Leseprobe SILVESTERFUNK

Wir zucken beide zusammen, als die Klingel eindringlich schrillt.
„Erwartest du jemanden?“, fragt Richard.

Ich schüttele den Kopf, zucke die Achseln und mache mich angeführt von Gustav auf den Weg. Fast hätte ich schon die Tür geöffnet, den Griff habe ich bereits heruntergedrückt. Gut, dass ich gemäß meiner Angewohnheit dennoch vorher einen kurzen Kontrollblick in den Garderobenspiegel geworfen habe, denn so kann ich unmöglich öffnen!

An meinem durch das Hämatom entstellten Auge lässt sich zwar auf die Schnelle nichts ändern, aber da ich beim Zwiebelschneiden nun auch noch geweint habe, sind meine Lider gerötet und die ein oder andere Träne läuft mir die Wange hinab.

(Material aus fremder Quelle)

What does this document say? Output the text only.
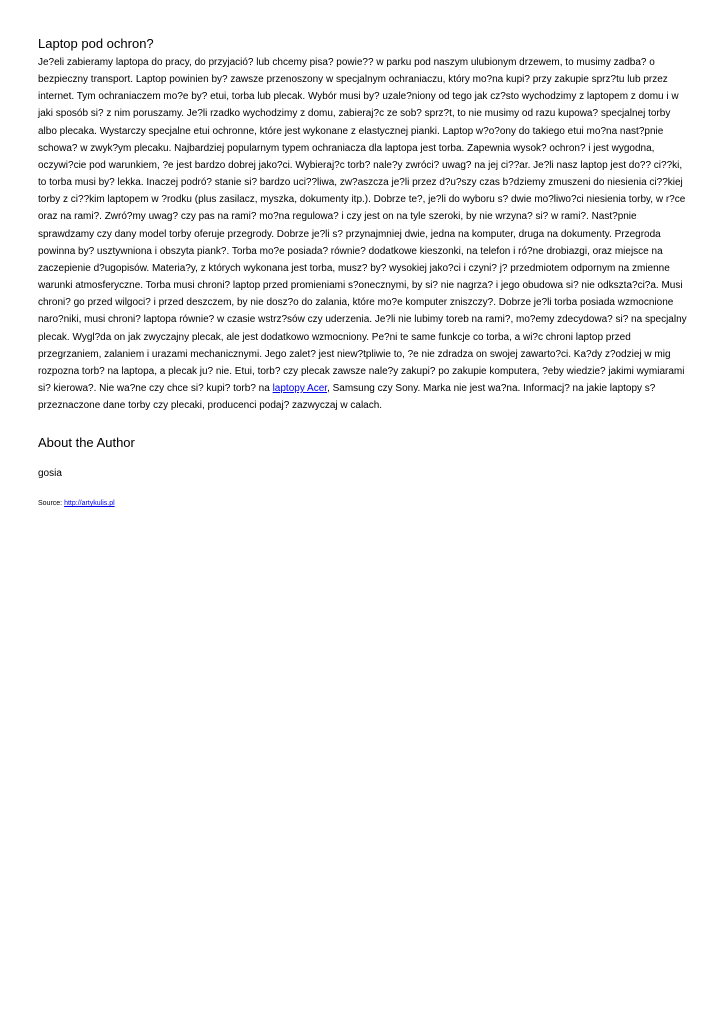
Laptop pod ochron?

Je?eli zabieramy laptopa do pracy, do przyjació? lub chcemy pisa? powie?? w parku pod naszym ulubionym drzewem, to musimy zadba? o bezpieczny transport. Laptop powinien by? zawsze przenoszony w specjalnym ochraniaczu, który mo?na kupi? przy zakupie sprz?tu lub przez internet. Tym ochraniaczem mo?e by? etui, torba lub plecak. Wybór musi by? uzale?niony od tego jak cz?sto wychodzimy z laptopem z domu i w jaki sposób si? z nim poruszamy. Je?li rzadko wychodzimy z domu, zabieraj?c ze sob? sprz?t, to nie musimy od razu kupowa? specjalnej torby albo plecaka. Wystarczy specjalne etui ochronne, które jest wykonane z elastycznej pianki. Laptop w?o?ony do takiego etui mo?na nast?pnie schowa? w zwyk?ym plecaku. Najbardziej popularnym typem ochraniacza dla laptopa jest torba. Zapewnia wysok? ochron? i jest wygodna, oczywi?cie pod warunkiem, ?e jest bardzo dobrej jako?ci. Wybieraj?c torb? nale?y zwróci? uwag? na jej ci??ar. Je?li nasz laptop jest do?? ci??ki, to torba musi by? lekka. Inaczej podró? stanie si? bardzo uci??liwa, zw?aszcza je?li przez d?u?szy czas b?dziemy zmuszeni do niesienia ci??kiej torby z ci??kim laptopem w ?rodku (plus zasilacz, myszka, dokumenty itp.). Dobrze te?, je?li do wyboru s? dwie mo?liwo?ci niesienia torby, w r?ce oraz na rami?. Zwró?my uwag? czy pas na rami? mo?na regulowa? i czy jest on na tyle szeroki, by nie wrzyna? si? w rami?. Nast?pnie sprawdzamy czy dany model torby oferuje przegrody. Dobrze je?li s? przynajmniej dwie, jedna na komputer, druga na dokumenty. Przegroda powinna by? usztywniona i obszyta piank?. Torba mo?e posiada? równie? dodatkowe kieszonki, na telefon i ró?ne drobiazgi, oraz miejsce na zaczepienie d?ugopisów. Materia?y, z których wykonana jest torba, musz? by? wysokiej jako?ci i czyni? j? przedmiotem odpornym na zmienne warunki atmosferyczne. Torba musi chroni? laptop przed promieniami s?onecznymi, by si? nie nagrza? i jego obudowa si? nie odkszta?ci?a. Musi chroni? go przed wilgoci? i przed deszczem, by nie dosz?o do zalania, które mo?e komputer zniszczy?. Dobrze je?li torba posiada wzmocnione naro?niki, musi chroni? laptopa równie? w czasie wstrz?sów czy uderzenia. Je?li nie lubimy toreb na rami?, mo?emy zdecydowa? si? na specjalny plecak. Wygl?da on jak zwyczajny plecak, ale jest dodatkowo wzmocniony. Pe?ni te same funkcje co torba, a wi?c chroni laptop przed przegrzaniem, zalaniem i urazami mechanicznymi. Jego zalet? jest niew?tpliwie to, ?e nie zdradza on swojej zawarto?ci. Ka?dy z?odziej w mig rozpozna torb? na laptopa, a plecak ju? nie. Etui, torb? czy plecak zawsze nale?y zakupi? po zakupie komputera, ?eby wiedzie? jakimi wymiarami si? kierowa?. Nie wa?ne czy chce si? kupi? torb? na laptopy Acer, Samsung czy Sony. Marka nie jest wa?na. Informacj? na jakie laptopy s? przeznaczone dane torby czy plecaki, producenci podaj? zazwyczaj w calach.

About the Author

gosia

Source: http://artykulis.pl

Ich lasse den Türgriff wieder nach oben schnellen und husche ins Bad, um mir fix mit etwas kaltem Wasser die Augen auszuspülen.

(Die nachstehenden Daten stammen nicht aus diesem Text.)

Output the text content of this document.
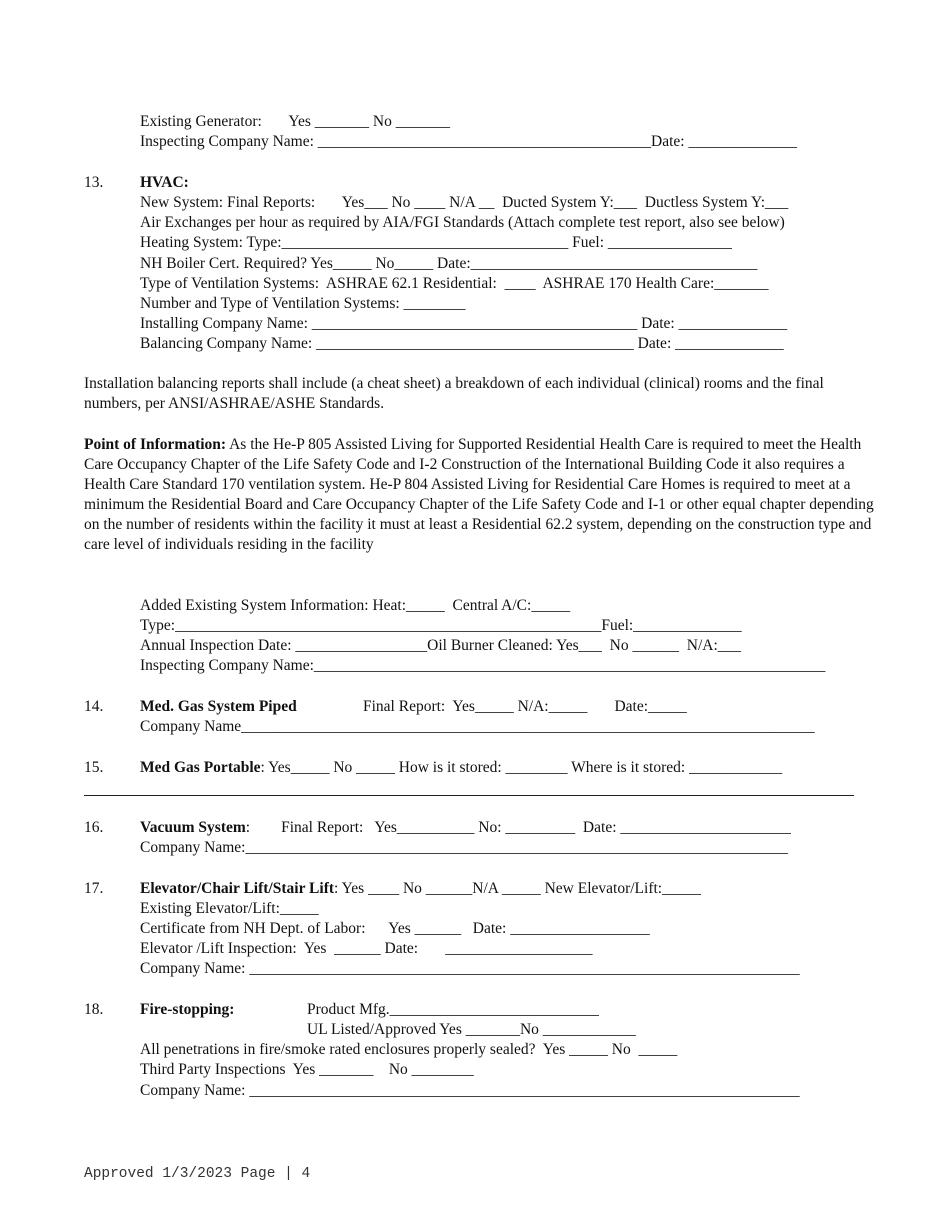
Existing Generator:       Yes _______ No _______
Inspecting Company Name: ___________________________________________Date: ______________
13. HVAC:
New System: Final Reports:       Yes___ No ____ N/A __  Ducted System Y:___  Ductless System Y:___
Air Exchanges per hour as required by AIA/FGI Standards (Attach complete test report, also see below)
Heating System: Type:_____________________________________ Fuel: ________________
NH Boiler Cert. Required? Yes_____ No_____ Date:_____________________________________
Type of Ventilation Systems:  ASHRAE 62.1 Residential:  ____  ASHRAE 170 Health Care:_______
Number and Type of Ventilation Systems: ________
Installing Company Name: __________________________________________ Date: ______________
Balancing Company Name: _________________________________________ Date: ______________
Installation balancing reports shall include (a cheat sheet) a breakdown of each individual (clinical) rooms and the final numbers, per ANSI/ASHRAE/ASHE Standards.
Point of Information: As the He-P 805 Assisted Living for Supported Residential Health Care is required to meet the Health Care Occupancy Chapter of the Life Safety Code and I-2 Construction of the International Building Code it also requires a Health Care Standard 170 ventilation system. He-P 804 Assisted Living for Residential Care Homes is required to meet at a minimum the Residential Board and Care Occupancy Chapter of the Life Safety Code and I-1 or other equal chapter depending on the number of residents within the facility it must at least a Residential 62.2 system, depending on the construction type and care level of individuals residing in the facility
Added Existing System Information: Heat:_____  Central A/C:_____
Type:_______________________________________________________Fuel:______________
Annual Inspection Date: _________________Oil Burner Cleaned: Yes___  No ______  N/A:___
Inspecting Company Name:__________________________________________________________________
14. Med. Gas System Piped	Final Report:  Yes_____ N/A:_____       Date:_____
Company Name__________________________________________________________________________
15. Med Gas Portable: Yes_____ No _____ How is it stored: ________ Where is it stored: ____________
16. Vacuum System:        Final Report:   Yes__________ No: _________  Date: ______________________
Company Name:______________________________________________________________________
17. Elevator/Chair Lift/Stair Lift: Yes ____ No ______N/A _____ New Elevator/Lift:_____
Existing Elevator/Lift:_____
Certificate from NH Dept. of Labor:      Yes ______   Date: __________________
Elevator /Lift Inspection:  Yes  ______ Date:       ___________________
Company Name: _______________________________________________________________________
18. Fire-stopping:	Product Mfg.___________________________
UL Listed/Approved Yes _______No ____________
All penetrations in fire/smoke rated enclosures properly sealed?  Yes _____ No  _____
Third Party Inspections  Yes _______    No ________
Company Name: _______________________________________________________________________
Approved 1/3/2023 Page | 4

„Hallo?“, ruft eine laute männliche Stimme, die mir irgendwie bekannt vorkommt, von draußen und pocht zweimal gegen die Tür. „Ich hör‘ doch, dass jemand da ist.“ Ungeduldig klingelt er ein weiteres Mal.

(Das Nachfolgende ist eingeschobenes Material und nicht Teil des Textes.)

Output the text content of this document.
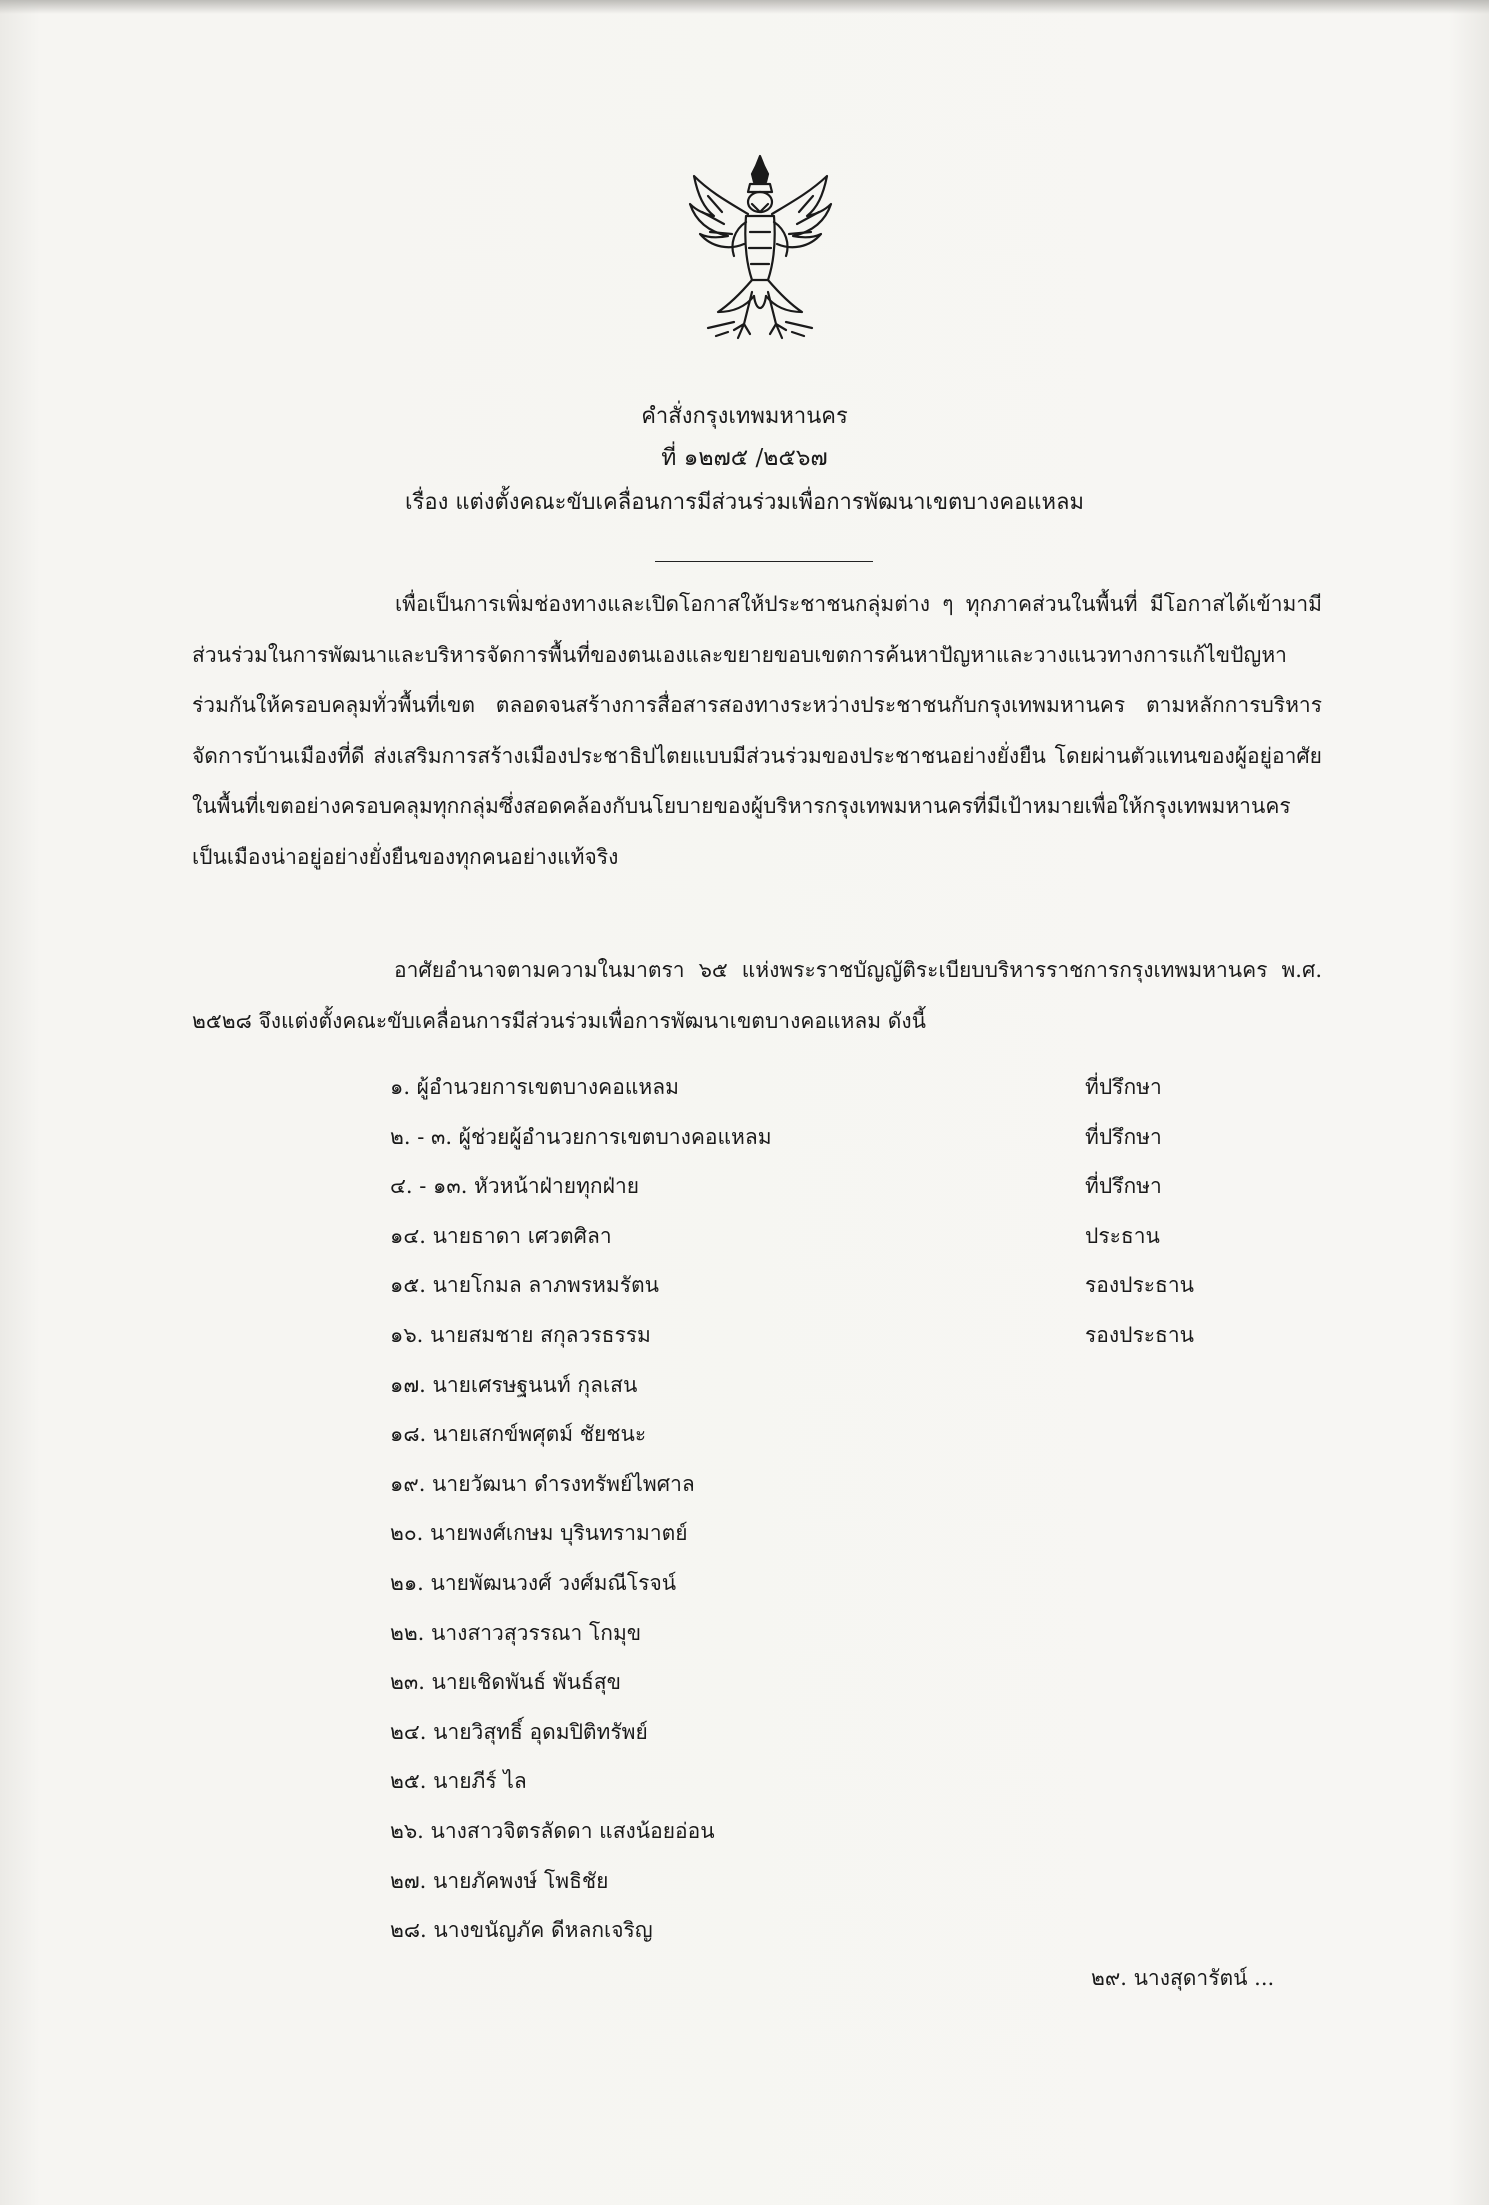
คำสั่งกรุงเทพมหานคร
ที่ ๑๒๗๕ /๒๕๖๗
เรื่อง แต่งตั้งคณะขับเคลื่อนการมีส่วนร่วมเพื่อการพัฒนาเขตบางคอแหลม

เพื่อเป็นการเพิ่มช่องทางและเปิดโอกาสให้ประชาชนกลุ่มต่าง ๆ ทุกภาคส่วนในพื้นที่ มีโอกาสได้เข้ามามีส่วนร่วมในการพัฒนาและบริหารจัดการพื้นที่ของตนเองและขยายขอบเขตการค้นหาปัญหาและวางแนวทางการแก้ไขปัญหาร่วมกันให้ครอบคลุมทั่วพื้นที่เขต ตลอดจนสร้างการสื่อสารสองทางระหว่างประชาชนกับกรุงเทพมหานคร ตามหลักการบริหารจัดการบ้านเมืองที่ดี ส่งเสริมการสร้างเมืองประชาธิปไตยแบบมีส่วนร่วมของประชาชนอย่างยั่งยืน โดยผ่านตัวแทนของผู้อยู่อาศัยในพื้นที่เขตอย่างครอบคลุมทุกกลุ่มซึ่งสอดคล้องกับนโยบายของผู้บริหารกรุงเทพมหานครที่มีเป้าหมายเพื่อให้กรุงเทพมหานครเป็นเมืองน่าอยู่อย่างยั่งยืนของทุกคนอย่างแท้จริง

อาศัยอำนาจตามความในมาตรา ๖๕ แห่งพระราชบัญญัติระเบียบบริหารราชการกรุงเทพมหานคร พ.ศ. ๒๕๒๘ จึงแต่งตั้งคณะขับเคลื่อนการมีส่วนร่วมเพื่อการพัฒนาเขตบางคอแหลม ดังนี้

๑. ผู้อำนวยการเขตบางคอแหลม	ที่ปรึกษา
๒. - ๓. ผู้ช่วยผู้อำนวยการเขตบางคอแหลม	ที่ปรึกษา
๔. - ๑๓. หัวหน้าฝ่ายทุกฝ่าย	ที่ปรึกษา
๑๔. นายธาดา เศวตศิลา	ประธาน
๑๕. นายโกมล ลาภพรหมรัตน	รองประธาน
๑๖. นายสมชาย สกุลวรธรรม	รองประธาน
๑๗. นายเศรษฐนนท์ กุลเสน
๑๘. นายเสกข์พศุตม์ ชัยชนะ
๑๙. นายวัฒนา ดำรงทรัพย์ไพศาล
๒๐. นายพงศ์เกษม บุรินทรามาตย์
๒๑. นายพัฒนวงศ์ วงศ์มณีโรจน์
๒๒. นางสาวสุวรรณา โกมุข
๒๓. นายเชิดพันธ์ พันธ์สุข
๒๔. นายวิสุทธิ์ อุดมปิติทรัพย์
๒๕. นายภีร์ ไล
๒๖. นางสาวจิตรลัดดา แสงน้อยอ่อน
๒๗. นายภัคพงษ์ โพธิชัย
๒๘. นางขนัญภัค ดีหลกเจริญ
๒๙. นางสุดารัตน์ ...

Aufgeregt erscheint Richard im Bad. „Was ist denn da los? Wieso machst du nicht auf?“

Ich richte mich vom Waschbecken auf. „Schau mich doch an. So konnte ich unmöglich öffnen.“

„Warte, ich helfe dir.“ Beherzt greift Richard zum Handtuch, um mir sanft das verletzte Auge abzutupfen. Leider nicht sanft genug.

Ein lautes „Aua, hör auf!“ entfährt mir. Unwillkürlich stöhne ich bei der schmerzhaften Berührung auf.

„Oh, entschuldige!“ Richard schreckt zurück. „Ist die Stelle so empfindlich?“

Der Besucher hämmert erneut an die Tür, diesmal ungehaltener. „Was ist denn da drin los? Machen Sie auf!“

„Soll ich aufmachen?“, fragt Richard unsicher, ob er sich nicht lieber um mich kümmern soll.

Mit einer scheuchenden Handbewegung schicke ich ihn fort. „Ja ja, mach auf. Du kannst mir ja doch nicht helfen.“

Wie der Anführer eines Sondereinsatzkommandos stürmt Herr Nowaki in die Wohnung, bleibt breitbeinig in der Mitte der Diele stehen und versucht, die Lage zu erfassen. Sein Blick fällt auf mich, die ich gekrümmt in der offenen Badezimmertür stehe und mit dem Handtuch in der Hand mein verletztes Auge betupfe.

Blitzartig dreht er sich zu Richard um und greift ihn am Hemdskragen. Richard hebt mit weit aufgerissenen Augen abwehrend beide Hände in die Höhe.

„Hiergeblieben, Freundchen! Jetzt rufen wir die Bullen und dann kannst du denen verklickern, was du mit deiner Frau angestellt hast!“

„Um Gottes Willen, nein!“, rufe ich und haste zu den beiden, um Richard aus Herrn Nowakis Würgegriff zu befreien. Doch gegen seine kräftigen Arme kann ich nichts ausrichten. „Er hat nichts getan!“

„Das behaupten sie alle. Aber Sie dürfen ihn nicht länger schützen, Mensch, sonst hört das nie auf. Kapieren Sie das denn nicht? Ich ruf jetzt die Bullen, bei Gewalt gegen Frauen versteh‘ ich keinen Spaß.“ Umständlich versucht er, eine Hand frei zu machen und nach seinem Handy in der Gesäßtasche zu greifen.